When I moved over to the East Hampton Star they had a program called Xy Write. Very few of the computers had the "Internet." Very few of us knew what it was. To me, AOL was the Internet. I used to get a disk with an AOL offer every week in the mail. I saved them in a drawer as if they contained the sacred scriptures. Steve Case, the AOL founder, was either the smartest guy in the world or the biggest bullshit artist ever. He convinced us we had to spend $29.95 to get on the Internet when really we didn't need AOL for anything. All portals get you on the Internet for free.

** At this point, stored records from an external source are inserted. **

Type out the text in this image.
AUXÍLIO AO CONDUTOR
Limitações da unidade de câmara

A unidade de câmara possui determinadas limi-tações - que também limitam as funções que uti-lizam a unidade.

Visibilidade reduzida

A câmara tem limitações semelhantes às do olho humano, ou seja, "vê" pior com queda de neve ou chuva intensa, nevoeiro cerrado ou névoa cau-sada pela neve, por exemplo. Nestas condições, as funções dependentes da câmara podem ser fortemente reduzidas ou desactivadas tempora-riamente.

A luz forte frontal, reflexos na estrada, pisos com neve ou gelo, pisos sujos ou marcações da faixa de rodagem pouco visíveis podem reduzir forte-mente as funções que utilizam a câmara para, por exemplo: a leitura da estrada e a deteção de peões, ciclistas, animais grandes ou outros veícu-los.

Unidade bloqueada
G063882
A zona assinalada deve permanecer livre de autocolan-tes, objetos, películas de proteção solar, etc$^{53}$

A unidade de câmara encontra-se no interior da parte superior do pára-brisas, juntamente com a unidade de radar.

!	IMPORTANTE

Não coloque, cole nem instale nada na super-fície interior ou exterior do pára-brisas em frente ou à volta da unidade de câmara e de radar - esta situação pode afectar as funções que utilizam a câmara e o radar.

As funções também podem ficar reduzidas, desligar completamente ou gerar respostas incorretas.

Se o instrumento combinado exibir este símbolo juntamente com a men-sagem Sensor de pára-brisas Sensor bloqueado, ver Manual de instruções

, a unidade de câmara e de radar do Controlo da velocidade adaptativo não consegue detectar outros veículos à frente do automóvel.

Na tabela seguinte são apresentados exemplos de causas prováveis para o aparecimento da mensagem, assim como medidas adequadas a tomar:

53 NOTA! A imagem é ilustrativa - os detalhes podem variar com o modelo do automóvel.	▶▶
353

The greatest con of all time came a few years later when AOL merged with Time-Warner, one of the most respected media giants in the world. It didn't take the rest of the world long to figure out that all the good stuff on the Internet was there for the asking, like e-mail, for example, so paying AOL money was pointless. Poor Time-Warner. The dalliance cost tens of billions of dollars.

At any rate, my computer skills grew over time out of necessity, until I reached a point where I pretty much knew more than most people, certainly more than the mindless minions on our editorial staff. Now I have a wireless laptop and Bluetooth everything.

The mushrooming use of cell phones happened simultaneously with the computer boom.

For a reporter, a cell phone was an obvious necessity. I bought a Nokia early on and it functioned flawlessly. I didn't really arrive, however, until I got my Magnavox flip phone.

Here is a truism almost no one will admit to: every man who has a flip phone pretends, at some point in time, that he is a character from "Star Trek." To this day when I finish a call I hold the phone up, snap it shut, and mumble something about Spock to myself. I can't help it.

So I was content with my flip phone, even though it didn't work nearly as well as the Nokia, until I went to an important meeting with four of the most important men in the world.

The scene was The Independent's Memorial Day weekend ownership meeting. I noticed every one there had something I didn't a wireless device. These were things I knew little about. Jerry Della Femina's whatever-he-has hummed with activity. It rang, it beeped, it played music. He'd constantly gaze at it text messages, phone calls, e-mails, alerts. It was as if he had a personal assistant hanging on his belt, a tiny but very efficient midget that handled the day-to-day affairs about his business empire while he pretended to listen to me drone on about how I deserved a fat raise.

Everyone was getting messages and beeps of every description while I sitting there like a nincompoop waiting for Scotty to beam me up. It was embarrassing.

Our salesman, Ben, has a Palm Treo and cell phone and a racing bicycle and a motorcycle. His Palm takes pictures, as does his cell phone, but he also carries around a couple of digital cameras. He also has a Sony laptop that is small enough for Jerry's midget to use, and of course, an iPod or two.

"We're men," he explained. "Men need gadgets."

That did it. I ordered a brand new Palm Treo 680 and all the accessories that go with it, like the one with a suction cup that allows me to attach the thing to the windshield of my car.

Karen, my long-suffering wife, was skeptical. "Did you really need to spend that kind of money?" She pointed out I have three computers at home, a room full at work, and we both have perfectly good cell phones. "What are you going to do with it?"

It was then that my true genius surfaced. Realizing I had wasted valuable money, and backed up against the proverbial wall, I uttered a few magical words.

"You know how I always get impatient when you're shopping for shoes? Well, if I could go online it would give me something to do while you shop and I wouldn't bug you as much."

She ended up buying the thing for me.